Double taxes on interest payments
The interest I paid during the last 1.5 years was with after-tax dollars. So I put already-taxed money into a plan that will require I pay tax on it again when I take it out during retirement. Let's imagine I paid a total of $500 in interest up until I paid the loan off today. Assuming a 25% federal and 5% state tax bracket when I withdraw money during retirement from my 401(k), totaling a 30% tax bracket, that means I have to pay an additional $150 on my already-taxed funds. All of the sudden my low interest rate doesn't look so low any more and results in more overall risk exposure and erosion of after-tax earnings.
Emergency if you leave the company
Here comes the trickiest and riskiest part. If, for any reason, I am no longer an employee of the company, I have to pay back the loan or I am subject to early withdrawal penalties of 10%, not to mention the entire unpaid loan amount would also be taxable. I caught a glimpse of what this might be like last year when the company I work for was purchased by another company. To get everything organized correctly, we were all fired by the old company and then immediately hired by the new company. We started on the new company's 401(k) plan immediately, but the old plan treated me like a terminated employee and was going to report my loan as taxable and subject to penalties. Luckily I worked out an arrangement with the new company to avoid this, but the risk of this happening is very real.

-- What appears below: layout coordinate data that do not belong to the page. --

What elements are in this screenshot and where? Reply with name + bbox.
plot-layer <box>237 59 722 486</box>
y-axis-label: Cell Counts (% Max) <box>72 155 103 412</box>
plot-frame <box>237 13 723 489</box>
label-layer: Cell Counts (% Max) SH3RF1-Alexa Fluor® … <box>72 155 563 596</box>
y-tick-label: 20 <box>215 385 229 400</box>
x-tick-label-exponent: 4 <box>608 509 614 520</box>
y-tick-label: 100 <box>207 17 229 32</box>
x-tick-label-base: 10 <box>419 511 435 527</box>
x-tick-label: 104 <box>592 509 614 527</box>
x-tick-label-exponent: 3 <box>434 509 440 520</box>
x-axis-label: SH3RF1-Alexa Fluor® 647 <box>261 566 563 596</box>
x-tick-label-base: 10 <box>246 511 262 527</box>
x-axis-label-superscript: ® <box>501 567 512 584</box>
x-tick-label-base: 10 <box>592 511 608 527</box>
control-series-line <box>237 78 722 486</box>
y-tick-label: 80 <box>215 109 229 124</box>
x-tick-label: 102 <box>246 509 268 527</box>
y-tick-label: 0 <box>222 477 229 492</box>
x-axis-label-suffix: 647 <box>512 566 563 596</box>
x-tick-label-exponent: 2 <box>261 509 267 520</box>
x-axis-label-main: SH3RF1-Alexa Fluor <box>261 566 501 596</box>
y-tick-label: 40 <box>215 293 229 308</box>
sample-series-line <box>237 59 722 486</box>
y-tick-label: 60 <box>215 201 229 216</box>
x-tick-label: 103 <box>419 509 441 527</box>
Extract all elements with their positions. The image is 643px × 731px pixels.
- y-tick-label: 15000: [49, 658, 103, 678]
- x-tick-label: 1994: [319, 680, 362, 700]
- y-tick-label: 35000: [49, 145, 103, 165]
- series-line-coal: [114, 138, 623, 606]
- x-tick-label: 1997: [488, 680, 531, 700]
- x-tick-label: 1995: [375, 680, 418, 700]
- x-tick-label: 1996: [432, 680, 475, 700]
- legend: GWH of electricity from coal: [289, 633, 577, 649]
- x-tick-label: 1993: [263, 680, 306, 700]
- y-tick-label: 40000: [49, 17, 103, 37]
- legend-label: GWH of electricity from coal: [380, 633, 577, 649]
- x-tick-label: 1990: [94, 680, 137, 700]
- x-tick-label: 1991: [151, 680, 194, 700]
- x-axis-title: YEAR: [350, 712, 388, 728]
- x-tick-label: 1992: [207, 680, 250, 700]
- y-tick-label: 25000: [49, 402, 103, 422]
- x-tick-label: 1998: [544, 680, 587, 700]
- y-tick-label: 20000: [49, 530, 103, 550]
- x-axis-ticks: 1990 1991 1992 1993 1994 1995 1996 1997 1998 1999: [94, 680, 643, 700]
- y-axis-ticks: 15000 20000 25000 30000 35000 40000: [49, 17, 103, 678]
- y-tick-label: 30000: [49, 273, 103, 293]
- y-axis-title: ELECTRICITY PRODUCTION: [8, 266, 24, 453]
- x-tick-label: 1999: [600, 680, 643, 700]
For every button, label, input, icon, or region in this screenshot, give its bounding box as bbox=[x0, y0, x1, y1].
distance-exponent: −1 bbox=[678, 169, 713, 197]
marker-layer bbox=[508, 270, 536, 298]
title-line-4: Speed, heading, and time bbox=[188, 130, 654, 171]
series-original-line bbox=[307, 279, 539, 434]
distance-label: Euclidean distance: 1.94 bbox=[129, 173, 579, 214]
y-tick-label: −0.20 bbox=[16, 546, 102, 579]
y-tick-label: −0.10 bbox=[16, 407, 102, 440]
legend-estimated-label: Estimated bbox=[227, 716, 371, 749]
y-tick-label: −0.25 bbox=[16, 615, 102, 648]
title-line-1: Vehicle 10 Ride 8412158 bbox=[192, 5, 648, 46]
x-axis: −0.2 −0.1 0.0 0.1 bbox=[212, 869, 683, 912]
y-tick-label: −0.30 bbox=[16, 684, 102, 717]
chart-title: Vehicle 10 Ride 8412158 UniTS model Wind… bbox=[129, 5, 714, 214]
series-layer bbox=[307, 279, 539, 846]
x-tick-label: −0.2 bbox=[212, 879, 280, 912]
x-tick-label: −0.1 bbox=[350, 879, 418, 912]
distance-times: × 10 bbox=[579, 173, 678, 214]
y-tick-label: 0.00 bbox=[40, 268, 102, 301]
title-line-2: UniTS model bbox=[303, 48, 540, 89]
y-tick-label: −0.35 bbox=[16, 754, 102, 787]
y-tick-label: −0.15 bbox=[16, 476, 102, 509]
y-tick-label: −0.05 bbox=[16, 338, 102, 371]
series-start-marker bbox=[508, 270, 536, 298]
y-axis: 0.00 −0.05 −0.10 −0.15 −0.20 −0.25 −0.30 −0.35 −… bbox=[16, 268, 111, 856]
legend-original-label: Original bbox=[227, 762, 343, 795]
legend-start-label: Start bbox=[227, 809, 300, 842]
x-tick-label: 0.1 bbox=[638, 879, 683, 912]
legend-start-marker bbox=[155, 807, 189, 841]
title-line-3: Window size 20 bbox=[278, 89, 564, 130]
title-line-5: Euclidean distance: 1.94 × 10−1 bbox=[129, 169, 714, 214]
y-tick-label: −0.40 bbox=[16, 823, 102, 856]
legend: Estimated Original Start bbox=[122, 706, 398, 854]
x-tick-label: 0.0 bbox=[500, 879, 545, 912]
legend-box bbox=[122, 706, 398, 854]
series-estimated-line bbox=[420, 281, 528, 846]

Laziness and lack of discipline allowed debt into my life
Along with my credit card use, this 401(k) loan was probably my most irresponsible financial decision. And it all came because I got lazy and lost my discipline, neglecting the principles I had adhered to my whole life.
Done and done. Never again. Retirement investments are just that...for retirement. Have discipline, don't be lazy, and stick to the values of abhorring debt. If you are in debt, annihilate it with every spare dollar you earn until it is gone. If you are out of it, don't go back. Ever.